IL TEST SUI 3000m DICE 8.15

Nella serata di ieri, al meeting di mezzofondo a Trento, Gian si è ricimentato, dopo quasi tre anni dal bel 3000 indoor, sulla distanza. Buoni atleti alla partenza della prima batteria (che alla fine saranno ben sei, con 130 concorrenti totali!) con Cominotto e Gariboldi subito a scandire il ritmo di gara attorno ai 65 secondi al giro.

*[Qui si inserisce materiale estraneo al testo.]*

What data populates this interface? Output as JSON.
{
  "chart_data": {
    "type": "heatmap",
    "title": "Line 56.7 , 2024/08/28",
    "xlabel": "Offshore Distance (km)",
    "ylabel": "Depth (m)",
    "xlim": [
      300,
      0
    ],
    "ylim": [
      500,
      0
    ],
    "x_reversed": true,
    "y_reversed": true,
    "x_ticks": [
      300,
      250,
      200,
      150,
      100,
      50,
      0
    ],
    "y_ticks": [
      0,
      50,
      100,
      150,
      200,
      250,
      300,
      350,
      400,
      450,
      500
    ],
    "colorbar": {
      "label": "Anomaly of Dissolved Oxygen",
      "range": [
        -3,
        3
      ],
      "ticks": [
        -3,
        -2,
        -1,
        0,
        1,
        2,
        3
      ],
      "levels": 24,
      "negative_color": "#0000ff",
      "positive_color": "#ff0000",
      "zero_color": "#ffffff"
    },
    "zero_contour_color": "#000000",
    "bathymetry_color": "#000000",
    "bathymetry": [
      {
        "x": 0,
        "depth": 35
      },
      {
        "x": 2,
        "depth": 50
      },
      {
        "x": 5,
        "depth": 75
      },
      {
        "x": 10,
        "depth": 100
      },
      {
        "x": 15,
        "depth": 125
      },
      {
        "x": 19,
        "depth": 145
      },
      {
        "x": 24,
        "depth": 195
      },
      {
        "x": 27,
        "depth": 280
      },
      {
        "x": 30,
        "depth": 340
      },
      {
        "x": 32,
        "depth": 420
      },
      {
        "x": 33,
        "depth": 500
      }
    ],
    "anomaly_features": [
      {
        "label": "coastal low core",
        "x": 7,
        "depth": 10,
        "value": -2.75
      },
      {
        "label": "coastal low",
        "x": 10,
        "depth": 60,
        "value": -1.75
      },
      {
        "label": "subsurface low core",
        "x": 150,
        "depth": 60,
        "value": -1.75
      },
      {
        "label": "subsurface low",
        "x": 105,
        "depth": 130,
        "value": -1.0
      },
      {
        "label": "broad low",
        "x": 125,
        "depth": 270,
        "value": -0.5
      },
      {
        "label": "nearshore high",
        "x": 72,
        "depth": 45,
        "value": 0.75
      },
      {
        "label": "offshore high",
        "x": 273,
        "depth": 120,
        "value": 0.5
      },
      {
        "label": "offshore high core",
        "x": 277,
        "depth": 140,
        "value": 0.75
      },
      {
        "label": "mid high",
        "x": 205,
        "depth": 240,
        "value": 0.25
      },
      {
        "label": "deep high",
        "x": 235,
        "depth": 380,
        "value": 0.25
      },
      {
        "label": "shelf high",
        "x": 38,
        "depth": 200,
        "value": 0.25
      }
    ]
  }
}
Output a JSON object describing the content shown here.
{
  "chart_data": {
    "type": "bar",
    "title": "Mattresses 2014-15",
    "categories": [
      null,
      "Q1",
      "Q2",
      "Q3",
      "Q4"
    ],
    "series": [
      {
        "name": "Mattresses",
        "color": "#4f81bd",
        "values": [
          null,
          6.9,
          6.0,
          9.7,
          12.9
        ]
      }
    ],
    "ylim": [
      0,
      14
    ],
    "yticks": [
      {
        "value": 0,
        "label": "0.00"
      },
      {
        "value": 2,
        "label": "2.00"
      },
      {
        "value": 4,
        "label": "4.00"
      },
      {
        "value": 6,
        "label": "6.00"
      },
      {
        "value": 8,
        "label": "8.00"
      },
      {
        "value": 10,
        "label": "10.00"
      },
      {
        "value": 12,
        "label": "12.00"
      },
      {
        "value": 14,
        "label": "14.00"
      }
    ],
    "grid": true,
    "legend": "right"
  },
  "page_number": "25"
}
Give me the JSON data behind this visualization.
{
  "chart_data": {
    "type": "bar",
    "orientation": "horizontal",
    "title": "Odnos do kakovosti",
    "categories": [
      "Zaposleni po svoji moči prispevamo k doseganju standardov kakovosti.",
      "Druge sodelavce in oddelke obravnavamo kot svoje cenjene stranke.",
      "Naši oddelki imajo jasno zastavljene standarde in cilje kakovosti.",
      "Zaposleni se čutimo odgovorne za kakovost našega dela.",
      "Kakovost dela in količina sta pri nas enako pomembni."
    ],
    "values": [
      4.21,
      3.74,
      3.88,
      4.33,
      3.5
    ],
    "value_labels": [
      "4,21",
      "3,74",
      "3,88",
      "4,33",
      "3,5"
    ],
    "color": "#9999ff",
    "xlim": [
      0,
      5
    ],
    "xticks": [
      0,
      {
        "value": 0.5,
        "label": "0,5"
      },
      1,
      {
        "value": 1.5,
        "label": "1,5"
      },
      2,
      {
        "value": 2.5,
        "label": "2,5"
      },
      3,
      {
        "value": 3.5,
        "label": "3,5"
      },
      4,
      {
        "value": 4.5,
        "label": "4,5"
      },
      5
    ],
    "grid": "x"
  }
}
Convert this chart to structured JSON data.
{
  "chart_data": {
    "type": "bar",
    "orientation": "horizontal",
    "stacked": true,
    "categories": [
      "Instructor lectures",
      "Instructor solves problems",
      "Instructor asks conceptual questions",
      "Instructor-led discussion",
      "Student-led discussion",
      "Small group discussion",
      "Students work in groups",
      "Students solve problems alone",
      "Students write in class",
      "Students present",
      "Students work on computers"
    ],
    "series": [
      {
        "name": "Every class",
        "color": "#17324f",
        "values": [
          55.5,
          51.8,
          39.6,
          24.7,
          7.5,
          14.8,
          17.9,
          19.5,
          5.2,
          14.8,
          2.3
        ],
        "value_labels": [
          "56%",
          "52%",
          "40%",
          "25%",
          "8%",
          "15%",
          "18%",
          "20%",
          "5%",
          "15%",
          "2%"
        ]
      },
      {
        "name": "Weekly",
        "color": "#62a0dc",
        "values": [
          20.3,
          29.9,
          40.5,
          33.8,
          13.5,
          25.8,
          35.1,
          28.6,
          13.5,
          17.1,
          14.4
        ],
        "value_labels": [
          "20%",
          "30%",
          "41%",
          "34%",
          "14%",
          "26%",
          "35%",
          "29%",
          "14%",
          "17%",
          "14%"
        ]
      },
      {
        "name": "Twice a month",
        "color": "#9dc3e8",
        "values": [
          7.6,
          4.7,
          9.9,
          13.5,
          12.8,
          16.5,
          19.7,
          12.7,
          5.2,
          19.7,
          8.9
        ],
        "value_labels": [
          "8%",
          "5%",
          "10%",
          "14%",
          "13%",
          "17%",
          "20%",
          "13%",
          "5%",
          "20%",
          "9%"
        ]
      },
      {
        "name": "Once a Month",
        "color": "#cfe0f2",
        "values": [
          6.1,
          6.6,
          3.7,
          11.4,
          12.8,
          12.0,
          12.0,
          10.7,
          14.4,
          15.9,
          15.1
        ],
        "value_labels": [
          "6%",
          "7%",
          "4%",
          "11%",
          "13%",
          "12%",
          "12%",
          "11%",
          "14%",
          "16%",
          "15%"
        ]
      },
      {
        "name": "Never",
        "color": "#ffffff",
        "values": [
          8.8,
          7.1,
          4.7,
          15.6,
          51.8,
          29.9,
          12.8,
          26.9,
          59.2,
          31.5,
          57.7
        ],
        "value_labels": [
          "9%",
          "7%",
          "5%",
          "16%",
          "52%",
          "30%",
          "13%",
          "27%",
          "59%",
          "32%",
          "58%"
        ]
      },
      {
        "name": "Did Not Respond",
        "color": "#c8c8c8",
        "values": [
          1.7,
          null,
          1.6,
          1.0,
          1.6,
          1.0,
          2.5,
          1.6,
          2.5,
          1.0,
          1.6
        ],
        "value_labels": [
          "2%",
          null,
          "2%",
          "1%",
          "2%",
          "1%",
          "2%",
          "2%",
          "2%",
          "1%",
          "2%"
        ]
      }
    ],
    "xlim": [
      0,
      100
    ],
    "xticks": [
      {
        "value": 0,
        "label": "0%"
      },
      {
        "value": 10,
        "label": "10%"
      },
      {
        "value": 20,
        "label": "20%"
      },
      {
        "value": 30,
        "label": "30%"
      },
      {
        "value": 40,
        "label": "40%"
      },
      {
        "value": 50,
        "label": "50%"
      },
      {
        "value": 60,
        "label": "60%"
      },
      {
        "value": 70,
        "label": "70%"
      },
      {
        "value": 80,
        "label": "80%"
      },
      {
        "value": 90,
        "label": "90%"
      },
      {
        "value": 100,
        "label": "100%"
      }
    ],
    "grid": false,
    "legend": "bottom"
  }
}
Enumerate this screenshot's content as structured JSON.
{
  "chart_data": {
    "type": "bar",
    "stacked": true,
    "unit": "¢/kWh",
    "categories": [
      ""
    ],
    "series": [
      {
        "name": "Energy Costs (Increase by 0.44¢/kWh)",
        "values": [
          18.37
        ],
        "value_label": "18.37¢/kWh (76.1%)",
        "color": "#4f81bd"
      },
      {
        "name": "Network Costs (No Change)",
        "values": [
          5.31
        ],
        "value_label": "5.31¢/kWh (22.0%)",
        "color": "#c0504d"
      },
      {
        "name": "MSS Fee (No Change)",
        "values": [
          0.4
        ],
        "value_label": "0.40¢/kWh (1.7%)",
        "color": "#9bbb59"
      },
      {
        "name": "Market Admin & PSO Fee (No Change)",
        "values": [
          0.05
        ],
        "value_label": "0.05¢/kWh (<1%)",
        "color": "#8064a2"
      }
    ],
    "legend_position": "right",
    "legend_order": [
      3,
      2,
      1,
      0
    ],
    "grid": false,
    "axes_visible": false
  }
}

Gian resta incollato al gruppo di testa per i primi tre giri, poi viene scavalcato da due atleti che si lasciano prendere 30 metri dal gruppo di testa. Errore tattico fatale che non consentirà più al secondo gruppo di atleti di rientrare con i primissimi. Da quel momento comincia la cavalcata solitaria di Gian in testa agli inseguitori alla ricerca disperata di ricucire un distacco minimo che, però, sembra una voragine (diciamo che la velocità non è mai stato un punto forte!). Ad ogni modo il distacco non cresce, ma rimane invariato fino alla fine della gara. I migliori chiudono in 8.10, Gian in un relativamente soddisfacente 8.15. Gestione di gara non impeccabile quindi, ma d'altra parte non si può pretendere sempre di farsi trovare pronti. I risultati sono dispoinbili sul sito della FIDAL. Sabato ci sarà il secondo test di questo inizio preparazione post-Erasmus a Scorzè, con la mezza maratona. Sia il 3000 che la mezza saranno un bel punto di partenza per pensare all'autunno con ottimismo/affanno (a seconda).